Friday, 3 January 2014
Don’t settle for a friend because it’s convenient, or because you know it will make them happy. Don’t say your heart’s in it when it’s not. It would be cruel to give them false hope, to make them think you’ll change your mind. Logically, you could, because on paper, it makes sense. You make sense together. You could grow to love them the way they want you to, but chances are you won’t.
Emotions and logic aren’t the same thing, and they never could be. And they’ll still hope that things may be different, that you’ll feel differently about them in time, but you both know that isn’t going to happen. You know they deserve more than your resignation, and they’ll think that you shouldn’t have to settle for them, because friends don’t like to see their friends settle. And you’ll both know you agree.
There are always going to be those people we keep around because it’s convenient for us. Because it’s easy to put them on the back burner, to place them within arm’s reach, because we know they’ll stay there and be content with at least the hope that maybe one day, we can get a little closer, as long as they stick it out and pay their dues.
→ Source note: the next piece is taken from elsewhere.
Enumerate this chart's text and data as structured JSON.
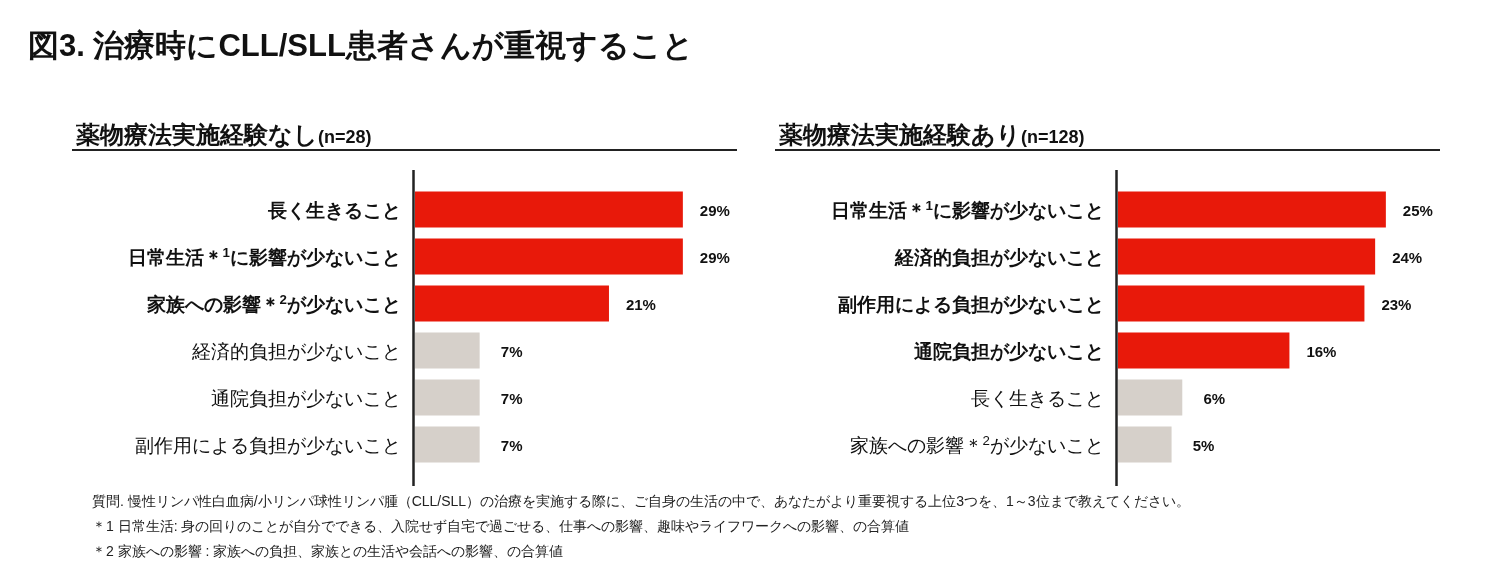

There are always the people who we think would make a decent worst-case scenario, and who are reassured by the idea that even though they’re our safety net, we’re their first choice. There is comfort in ego and in knowing you’re wanted. There’s a freedom in the knowledge that somebody will still be there, even after all is said and done.
They will want to reassure you, to comfort you, to be there. But instead of settling for them, you should let them go.
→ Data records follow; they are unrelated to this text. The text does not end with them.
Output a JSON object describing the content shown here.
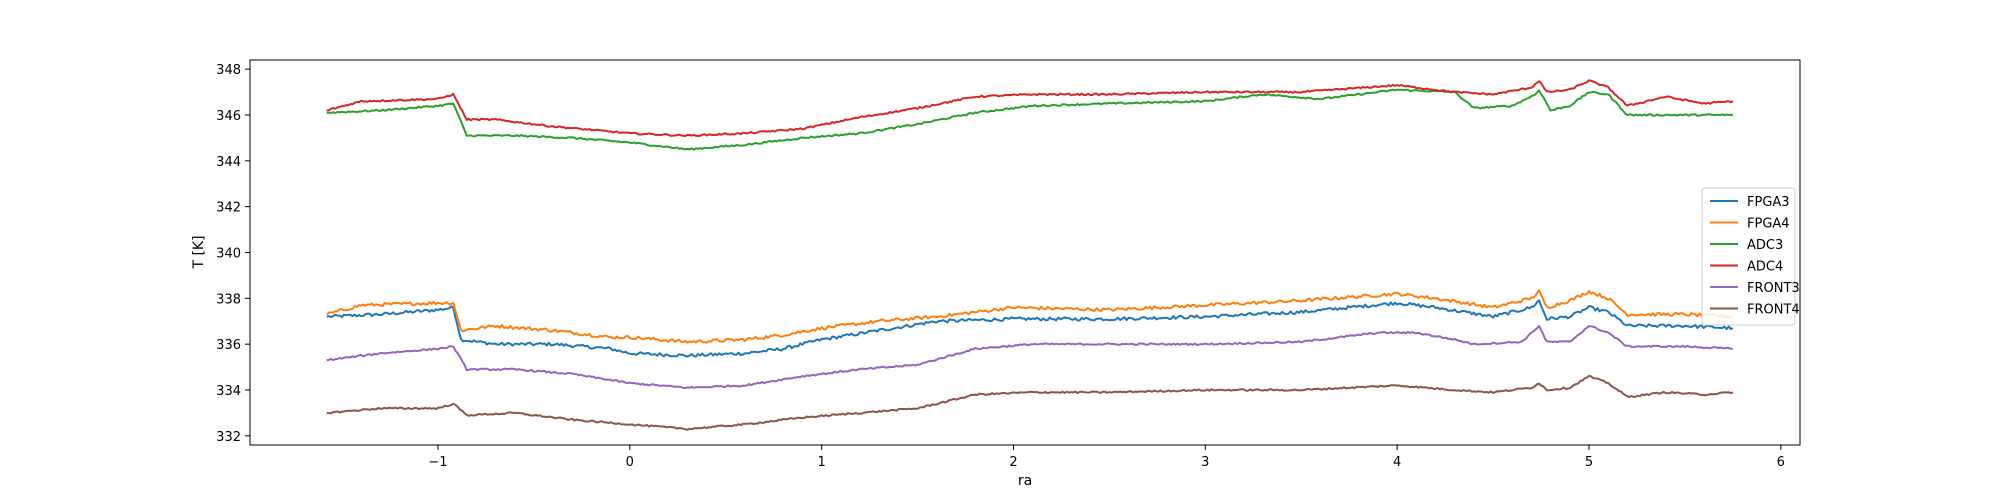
{
  "chart_data": {
    "type": "line",
    "xlabel": "ra",
    "ylabel": "T [K]",
    "xlim": [
      -1.98,
      6.1
    ],
    "ylim": [
      331.6,
      348.4
    ],
    "xticks": [
      -1,
      0,
      1,
      2,
      3,
      4,
      5,
      6
    ],
    "yticks": [
      332,
      334,
      336,
      338,
      340,
      342,
      344,
      346,
      348
    ],
    "xtick_labels": [
      "−1",
      "0",
      "1",
      "2",
      "3",
      "4",
      "5",
      "6"
    ],
    "ytick_labels": [
      "332",
      "334",
      "336",
      "338",
      "340",
      "342",
      "344",
      "346",
      "348"
    ],
    "grid": false,
    "legend_position": "center-right",
    "series": [
      {
        "name": "FPGA3",
        "color": "#1f77b4",
        "points": [
          [
            -1.58,
            337.2
          ],
          [
            -1.3,
            337.3
          ],
          [
            -1.0,
            337.5
          ],
          [
            -0.92,
            337.6
          ],
          [
            -0.88,
            336.2
          ],
          [
            -0.7,
            336.0
          ],
          [
            -0.4,
            336.0
          ],
          [
            -0.1,
            335.8
          ],
          [
            0.0,
            335.6
          ],
          [
            0.3,
            335.5
          ],
          [
            0.6,
            335.6
          ],
          [
            0.8,
            335.8
          ],
          [
            1.0,
            336.2
          ],
          [
            1.3,
            336.6
          ],
          [
            1.6,
            337.0
          ],
          [
            2.0,
            337.1
          ],
          [
            2.5,
            337.1
          ],
          [
            3.0,
            337.2
          ],
          [
            3.5,
            337.4
          ],
          [
            4.0,
            337.8
          ],
          [
            4.2,
            337.6
          ],
          [
            4.5,
            337.2
          ],
          [
            4.7,
            337.6
          ],
          [
            4.74,
            337.9
          ],
          [
            4.78,
            337.1
          ],
          [
            4.9,
            337.2
          ],
          [
            5.0,
            337.6
          ],
          [
            5.1,
            337.4
          ],
          [
            5.2,
            336.8
          ],
          [
            5.5,
            336.8
          ],
          [
            5.75,
            336.7
          ]
        ]
      },
      {
        "name": "FPGA4",
        "color": "#ff7f0e",
        "points": [
          [
            -1.58,
            337.3
          ],
          [
            -1.4,
            337.7
          ],
          [
            -1.0,
            337.8
          ],
          [
            -0.92,
            337.8
          ],
          [
            -0.88,
            336.6
          ],
          [
            -0.7,
            336.8
          ],
          [
            -0.4,
            336.6
          ],
          [
            -0.1,
            336.3
          ],
          [
            0.0,
            336.3
          ],
          [
            0.3,
            336.1
          ],
          [
            0.6,
            336.2
          ],
          [
            0.8,
            336.4
          ],
          [
            1.0,
            336.7
          ],
          [
            1.3,
            337.0
          ],
          [
            1.6,
            337.2
          ],
          [
            2.0,
            337.6
          ],
          [
            2.5,
            337.5
          ],
          [
            3.0,
            337.7
          ],
          [
            3.5,
            337.9
          ],
          [
            4.0,
            338.2
          ],
          [
            4.2,
            338.0
          ],
          [
            4.5,
            337.6
          ],
          [
            4.7,
            338.0
          ],
          [
            4.74,
            338.3
          ],
          [
            4.78,
            337.6
          ],
          [
            4.9,
            337.9
          ],
          [
            5.0,
            338.3
          ],
          [
            5.1,
            338.0
          ],
          [
            5.2,
            337.3
          ],
          [
            5.5,
            337.3
          ],
          [
            5.75,
            337.2
          ]
        ]
      },
      {
        "name": "ADC3",
        "color": "#2ca02c",
        "points": [
          [
            -1.58,
            346.1
          ],
          [
            -1.3,
            346.2
          ],
          [
            -1.0,
            346.4
          ],
          [
            -0.92,
            346.5
          ],
          [
            -0.85,
            345.1
          ],
          [
            -0.6,
            345.1
          ],
          [
            -0.3,
            345.0
          ],
          [
            0.0,
            344.8
          ],
          [
            0.3,
            344.5
          ],
          [
            0.6,
            344.7
          ],
          [
            0.9,
            345.0
          ],
          [
            1.2,
            345.2
          ],
          [
            1.5,
            345.6
          ],
          [
            1.8,
            346.1
          ],
          [
            2.1,
            346.4
          ],
          [
            2.5,
            346.5
          ],
          [
            3.0,
            346.6
          ],
          [
            3.3,
            346.9
          ],
          [
            3.6,
            346.7
          ],
          [
            4.0,
            347.1
          ],
          [
            4.3,
            347.0
          ],
          [
            4.4,
            346.3
          ],
          [
            4.6,
            346.4
          ],
          [
            4.72,
            346.9
          ],
          [
            4.74,
            347.1
          ],
          [
            4.8,
            346.2
          ],
          [
            4.9,
            346.4
          ],
          [
            5.0,
            347.0
          ],
          [
            5.1,
            346.9
          ],
          [
            5.2,
            346.0
          ],
          [
            5.5,
            346.0
          ],
          [
            5.75,
            346.0
          ]
        ]
      },
      {
        "name": "ADC4",
        "color": "#d62728",
        "points": [
          [
            -1.58,
            346.2
          ],
          [
            -1.4,
            346.6
          ],
          [
            -1.0,
            346.7
          ],
          [
            -0.92,
            346.9
          ],
          [
            -0.85,
            345.8
          ],
          [
            -0.7,
            345.8
          ],
          [
            -0.4,
            345.5
          ],
          [
            0.0,
            345.2
          ],
          [
            0.3,
            345.1
          ],
          [
            0.6,
            345.2
          ],
          [
            0.9,
            345.4
          ],
          [
            1.2,
            345.9
          ],
          [
            1.5,
            346.3
          ],
          [
            1.8,
            346.8
          ],
          [
            2.1,
            346.9
          ],
          [
            2.5,
            346.9
          ],
          [
            3.0,
            347.0
          ],
          [
            3.5,
            347.0
          ],
          [
            4.0,
            347.3
          ],
          [
            4.3,
            347.0
          ],
          [
            4.5,
            346.9
          ],
          [
            4.7,
            347.2
          ],
          [
            4.74,
            347.5
          ],
          [
            4.78,
            347.0
          ],
          [
            4.9,
            347.1
          ],
          [
            5.0,
            347.5
          ],
          [
            5.1,
            347.2
          ],
          [
            5.2,
            346.4
          ],
          [
            5.4,
            346.8
          ],
          [
            5.6,
            346.5
          ],
          [
            5.75,
            346.6
          ]
        ]
      },
      {
        "name": "FRONT3",
        "color": "#9467bd",
        "points": [
          [
            -1.58,
            335.3
          ],
          [
            -1.3,
            335.6
          ],
          [
            -1.0,
            335.8
          ],
          [
            -0.92,
            335.9
          ],
          [
            -0.85,
            334.9
          ],
          [
            -0.6,
            334.9
          ],
          [
            -0.3,
            334.7
          ],
          [
            0.0,
            334.3
          ],
          [
            0.3,
            334.1
          ],
          [
            0.6,
            334.2
          ],
          [
            0.9,
            334.6
          ],
          [
            1.2,
            334.9
          ],
          [
            1.5,
            335.1
          ],
          [
            1.8,
            335.8
          ],
          [
            2.1,
            336.0
          ],
          [
            2.5,
            336.0
          ],
          [
            3.0,
            336.0
          ],
          [
            3.5,
            336.1
          ],
          [
            3.9,
            336.5
          ],
          [
            4.1,
            336.5
          ],
          [
            4.3,
            336.2
          ],
          [
            4.4,
            336.0
          ],
          [
            4.65,
            336.1
          ],
          [
            4.74,
            336.8
          ],
          [
            4.78,
            336.1
          ],
          [
            4.9,
            336.1
          ],
          [
            5.0,
            336.8
          ],
          [
            5.1,
            336.5
          ],
          [
            5.2,
            335.9
          ],
          [
            5.5,
            335.9
          ],
          [
            5.75,
            335.8
          ]
        ]
      },
      {
        "name": "FRONT4",
        "color": "#8c564b",
        "points": [
          [
            -1.58,
            333.0
          ],
          [
            -1.3,
            333.2
          ],
          [
            -1.0,
            333.2
          ],
          [
            -0.92,
            333.4
          ],
          [
            -0.85,
            332.9
          ],
          [
            -0.6,
            333.0
          ],
          [
            -0.3,
            332.7
          ],
          [
            0.0,
            332.5
          ],
          [
            0.3,
            332.3
          ],
          [
            0.6,
            332.5
          ],
          [
            0.9,
            332.8
          ],
          [
            1.2,
            333.0
          ],
          [
            1.5,
            333.2
          ],
          [
            1.8,
            333.8
          ],
          [
            2.1,
            333.9
          ],
          [
            2.5,
            333.9
          ],
          [
            3.0,
            334.0
          ],
          [
            3.5,
            334.0
          ],
          [
            4.0,
            334.2
          ],
          [
            4.3,
            334.0
          ],
          [
            4.5,
            333.9
          ],
          [
            4.7,
            334.1
          ],
          [
            4.74,
            334.3
          ],
          [
            4.78,
            334.0
          ],
          [
            4.9,
            334.1
          ],
          [
            5.0,
            334.6
          ],
          [
            5.1,
            334.3
          ],
          [
            5.2,
            333.7
          ],
          [
            5.4,
            333.9
          ],
          [
            5.6,
            333.8
          ],
          [
            5.75,
            333.9
          ]
        ]
      }
    ]
  }
}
They deserve more than being your runner-up, though it wasn’t your intention to treat them poorly. They deserve someone who doesn’t want to lose them, who will go to the ends of the earth to keep them in their lives. We all deserve someone who thinks we’re the first choice—not just that we’re the best possible option or that there was no other choice, but that any other option didn’t even stand a fighting chance. But when you let someone settle for you, when you wait until they’re ready and they’ve decided and everything is on their terms, there’s always the nagging suspicion that maybe you’re still not quite everything they want. They will resent you for that suspicion. It’s better to let them go.
And you will miss them, of course, just like they’ll miss you. You will mourn, but there’s nothing wrong in that. And they will still check their phone for your texts at all the usual times, and you’ll force yourself to delete their number, and they’ll steer clear of your neighborhood, but still, you’ll each find a way to heal. They will wonder how they could have changed themselves for you. But if you had validated them, if you had let them become something they’re not for your love and for choosing them conditionally, they would have resented you anyway. And if you choose who someone is trying to be over who they really are, you will resent yourself, too.
It will take time, and you will wonder if you did something wrong, if it really wouldn’t have been settling after all. But no one wants to come in second place to the idea of who they are.
Don’t settle for someone because it’s easy, because they’ve come ready-made, because they already love you. There’s more to life than what’s simple and convenient and available. There’s struggling, striving, and holding onto the silly, inane, naive hope that maybe something perfect exists after all. And when you find something perfect, if you find someone perfect, they won’t be an ideal, of course, because no one is without their flaws. But there is bound to be someone who will be right for you in that moment. They will be what you’re looking for.
Don’t settle for someone just because it’s time you made a choice, and they just happened to be there the whole time. A person’s heart isn’t a consolation prize. Don’t settle for them because they’ve been there all along. No one deserves secondhand love.